Actually, the line is: "If you want to call me that, smile!"
This 1929 film directed by Victory Fleming, was the third film version of Owen Wister's classic western novel and the first all-talking picture for star Gary Cooper. "The Virginian" is the foreman of the Box H ranch, near Medicine Bow, Wyoming, where he gives his old friend Steve (Richard Arlen) a job. Then they are both smitten with Molly Wood (Mary Brian), the new schoolteacher, playing practical jokes on each other to win her attention. But the Virginian also crosses paths with Tramapas (Walter Huston) and then catches Steve has been putting Tramapas' brand on Box H cattle.
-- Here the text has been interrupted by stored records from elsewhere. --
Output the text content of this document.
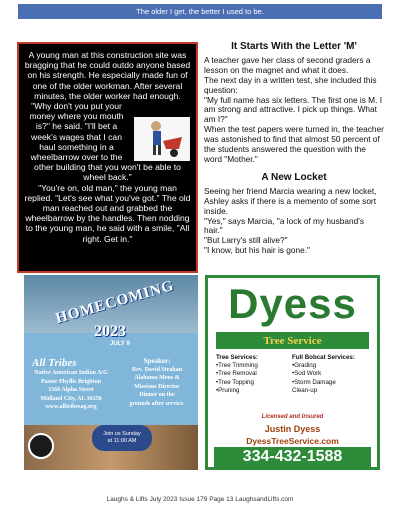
The older I get, the better I used to be.

A young man at this construction site was bragging that he could outdo anyone based on his strength. He especially made fun of one of the older workman. After several minutes, the older worker had enough.

"Why don't you put your money where you mouth is?" he said. "I'll bet a week's wages that I can haul something in a wheelbarrow over to the other building that you won't be able to wheel back."

"You're on, old man," the young man replied. "Let's see what you've got." The old man reached out and grabbed the wheelbarrow by the handles. Then nodding to the young man, he said with a smile, "All right. Get in."

It Starts With the Letter 'M'

A teacher gave her class of second graders a lesson on the magnet and what it does.

The next day in a written test, she included this question:

"My full name has six letters. The first one is M. I am strong and attractive. I pick up things. What am I?"

When the test papers were turned in, the teacher was astonished to find that almost 50 percent of the students answered the question with the word "Mother."

A New Locket

Seeing her friend Marcia wearing a new locket, Ashley asks if there is a memento of some sort inside.

"Yes," says Marcia, "a lock of my husband's hair."

"But Larry's still alive?"

"I know, but his hair is gone."

HOMECOMING
2023
JULY 9
All Tribes
Native American Indian A/G
Pastor Phyllis Brighton
1566 Alpha Street
Midland City, AL 36350
www.alltribesag.org
Speaker:
Rev. David Strahan
Alabama Mens &
Missions Director
Dinner on the
grounds after service.
Join us Sunday
at 11:00 AM
Dyess
Tree Service
Tree Services:
•Tree Trimming
•Tree Removal
•Tree Topping
•Pruning
Full Bobcat Services:
•Grading
•Sod Work
•Storm Damage
Clean-up
Licensed and Insured
Justin Dyess
DyessTreeService.com
334-432-1588
Laughs & Lifts July 2023 Issue 179 Page 13 LaughsandLifts.com
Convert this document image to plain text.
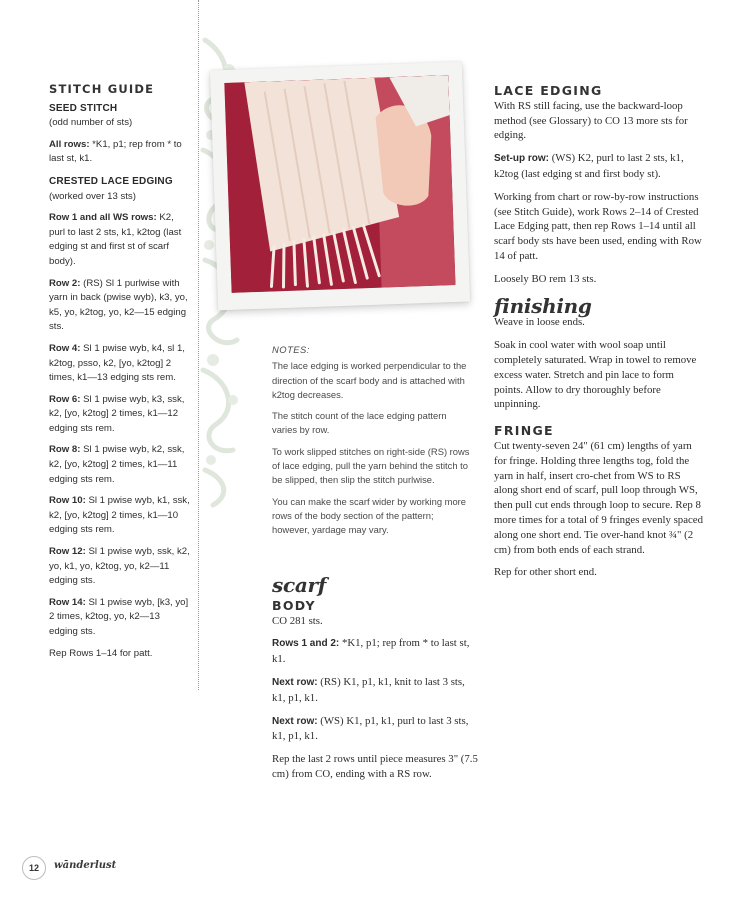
STITCH GUIDE
SEED STITCH

(odd number of sts)

All rows: *K1, p1; rep from * to last st, k1.

CRESTED LACE EDGING

(worked over 13 sts)

Row 1 and all WS rows: K2, purl to last 2 sts, k1, k2tog (last edging st and first st of scarf body).

Row 2: (RS) Sl 1 purlwise with yarn in back (pwise wyb), k3, yo, k5, yo, k2tog, yo, k2—15 edging sts.

Row 4: Sl 1 pwise wyb, k4, sl 1, k2tog, psso, k2, [yo, k2tog] 2 times, k1—13 edging sts rem.

Row 6: Sl 1 pwise wyb, k3, ssk, k2, [yo, k2tog] 2 times, k1—12 edging sts rem.

Row 8: Sl 1 pwise wyb, k2, ssk, k2, [yo, k2tog] 2 times, k1—11 edging sts rem.

Row 10: Sl 1 pwise wyb, k1, ssk, k2, [yo, k2tog] 2 times, k1—10 edging sts rem.

Row 12: Sl 1 pwise wyb, ssk, k2, yo, k1, yo, k2tog, yo, k2—11 edging sts.

Row 14: Sl 1 pwise wyb, [k3, yo] 2 times, k2tog, yo, k2—13 edging sts.

Rep Rows 1–14 for patt.

NOTES:

The lace edging is worked perpendicular to the direction of the scarf body and is attached with k2tog decreases.

The stitch count of the lace edging pattern varies by row.

To work slipped stitches on right-side (RS) rows of lace edging, pull the yarn behind the stitch to be slipped, then slip the stitch purlwise.

You can make the scarf wider by working more rows of the body section of the pattern; however, yardage may vary.

scarf
BODY

CO 281 sts.

Rows 1 and 2: *K1, p1; rep from * to last st, k1.

Next row: (RS) K1, p1, k1, knit to last 3 sts, k1, p1, k1.

Next row: (WS) K1, p1, k1, purl to last 3 sts, k1, p1, k1.

Rep the last 2 rows until piece measures 3" (7.5 cm) from CO, ending with a RS row.

LACE EDGING

With RS still facing, use the backward-loop method (see Glossary) to CO 13 more sts for edging.

Set-up row: (WS) K2, purl to last 2 sts, k1, k2tog (last edging st and first body st).

Working from chart or row-by-row instructions (see Stitch Guide), work Rows 2–14 of Crested Lace Edging patt, then rep Rows 1–14 until all scarf body sts have been used, ending with Row 14 of patt.

Loosely BO rem 13 sts.

finishing

Weave in loose ends.

Soak in cool water with wool soap until completely saturated. Wrap in towel to remove excess water. Stretch and pin lace to form points. Allow to dry thoroughly before unpinning.

FRINGE

Cut twenty-seven 24" (61 cm) lengths of yarn for fringe. Holding three lengths tog, fold the yarn in half, insert cro-chet from WS to RS along short end of scarf, pull loop through WS, then pull cut ends through loop to secure. Rep 8 more times for a total of 9 fringes evenly spaced along one short end. Tie over-hand knot ¾" (2 cm) from both ends of each strand.

Rep for other short end.

12	wānderlust
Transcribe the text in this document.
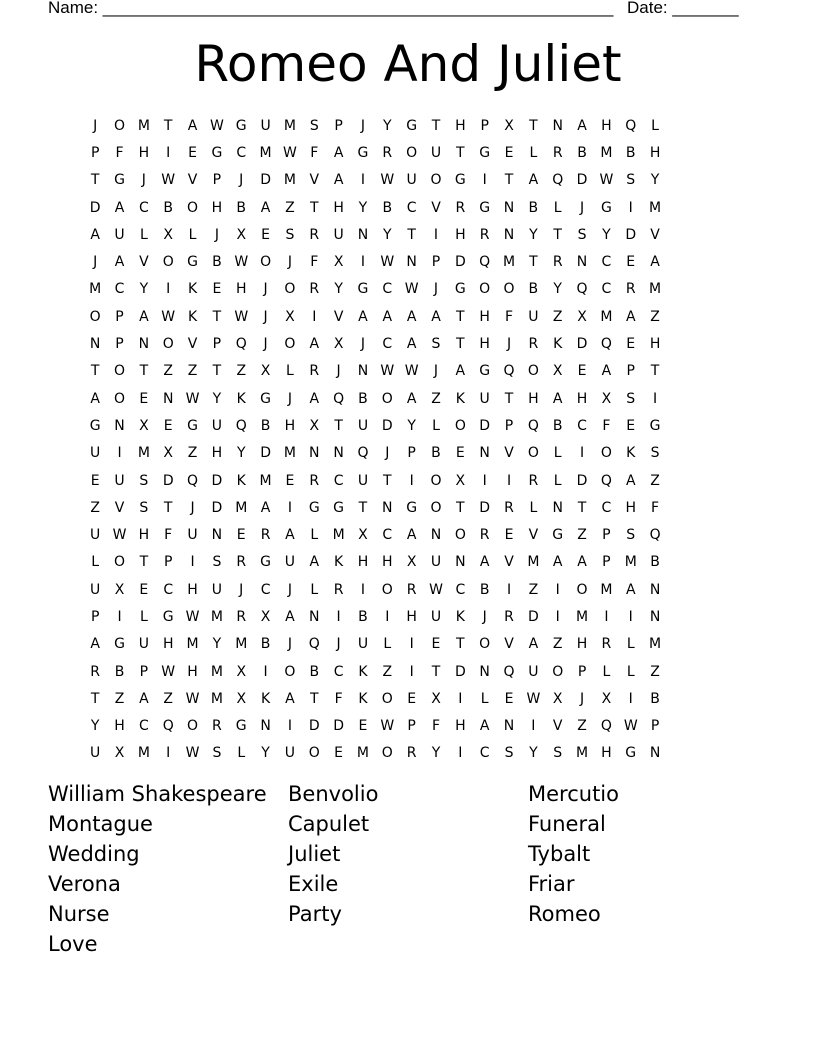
Name: ______________________________________________________ Date: _______
Romeo And Juliet
J	O M	T	A W G U M S	P	J	Y	G	T	H	P	X	T	N	A	H Q	L
P	F	H	I	E	G	C M W F	A	G	R O U	T	G	E	L	R	B M B	H
T	G	J	W V	P	J	D M V	A	I	W U O G	I	T	A	Q D W S	Y
D	A	C	B	O H	B	A	Z	T	H	Y	B	C	V	R	G N	B	L	J	G	I	M
A	U	L	X	L	J	X	E	S	R	U N	Y	T	I	H	R	N	Y	T	S	Y	D	V
J	A	V	O G	B W O	J	F	X	I	W N	P	D Q M	T	R	N	C	E	A
M C	Y	I	K	E	H	J	O R	Y	G	C W	J	G O O	B	Y	Q C	R M
O	P	A W K	T W	J	X	I	V	A	A	A	A	T	H	F	U	Z	X M A	Z
N	P	N O	V	P	Q	J	O	A	X	J	C	A	S	T	H	J	R	K	D Q	E	H
T	O	T	Z	Z	T	Z	X	L	R	J	N W W	J	A	G Q O	X	E	A	P	T
A	O	E	N W Y	K	G	J	A	Q	B	O	A	Z	K	U	T	H	A	H	X	S	I
G N	X	E	G U Q	B	H	X	T	U D	Y	L	O D	P	Q	B	C	F	E	G
U	I	M X	Z	H	Y	D M N N Q	J	P	B	E	N	V	O	L	I	O	K	S
E	U	S	D Q D	K M E	R	C	U	T	I	O	X	I	I	R	L	D Q	A	Z
Z	V	S	T	J	D M A	I	G G	T	N G O	T	D	R	L	N	T	C	H	F
U W H	F	U N	E	R	A	L	M X	C	A	N O R	E	V	G	Z	P	S	Q
L	O	T	P	I	S	R	G U	A	K	H H	X	U N	A	V M A	A	P	M B
U	X	E	C	H U	J	C	J	L	R	I	O R W C	B	I	Z	I	O M A	N
P	I	L	G W M R	X	A	N	I	B	I	H U	K	J	R	D	I	M	I	I	N
A	G U H M	Y	M B	J	Q	J	U	L	I	E	T	O	V	A	Z	H	R	L	M
R	B	P W H M X	I	O	B	C	K	Z	I	T	D N Q U O	P	L	L	Z
T	Z	A	Z W M X	K	A	T	F	K	O	E	X	I	L	E W X	J	X	I	B
Y	H	C Q O R	G N	I	D D	E W P	F	H	A	N	I	V	Z	Q W P
U	X M	I	W S	L	Y	U O	E M O R	Y	I	C	S	Y	S M H G N
William Shakespeare	Benvolio	Mercutio
Montague	Capulet	Funeral
Wedding	Juliet	Tybalt
Verona	Exile	Friar
Nurse	Party	Romeo
Love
Forced to hang his friend and two other outlaws, the Virginian swears he will get Trampas.
For an early talking film, director Fleming does a marvelous job of using sound. He also has the advantage of great locations near Sonora in the High Sierras and a pretty good script by Howard Estabrook. However, the famous line "Smile when you call me that" is actually "If you want to call me that, smile" in the film. One of the most famous misquoted lines in cinema history, right up there with "Play it again, Sam." Cooper's performance is fine, it is just strange to see him so young. It really does not seem like Gary Cooper to me, but that is my problem. This film was so successful that it was actually re-issued by Paramount in 1935 and it still holds up when compared to the other versions of the story.
When movie cowboys started talking . . .
For fans of Owen Wister's 1902 novel, this early talkie will seem like a Little Golden Book version of the well-loved story, condensed and woven together from a few key scenes in the book. While the book is sometimes talky, the movie seems even more so, and Cooper struggles manfully with pages of aw-shucks dialogue. There are only glimpses of the powerful laconic screen presence he became known for in later films. Physically, the tall and lean and still-young Cooper is perfect for the role, though unlike old-time cowboys, he seems far more comfortable on his feet than riding a horse. The only totally realized characterization in the film is Walter Huston's Trampas, and he is fun to watch, though he has little of the menace of Wister's original villain.
The footage of herding cattle across a river gives a note of authenticity, and the film comes to life visually when the technology of early sound recording doesn't slow things down. In the many scenes with dialogue, the camera doesn't move, giving that stiffly wooden feel of early talkies. I noticed only one interior tracking shot, in the saloon, as Trampas and his boys enter and walk to the bar.
Dramatically the film comes to life in two or three scenes, both of which are improvements on Wister's novel. One is the hanging, as the three cattle thieves approach the nooses waiting for them, and one man recoils in horror. In the book, Wister's narrator chooses not to witness the hangings, so it goes undescribed. The other is the final shootout between the Virginian and Trampas. Wister, writing before the movie conventions of gun-duels, doesn't draw out the suspense, but director Fleming allows us to see hero and villain walking the empty streets of town until they find each other and pull their guns.
Altogether, the film is worth watching for the place it holds in the history of the western. This one and Gary Cooper's "High Noon" would make an interesting pair of movie bookends.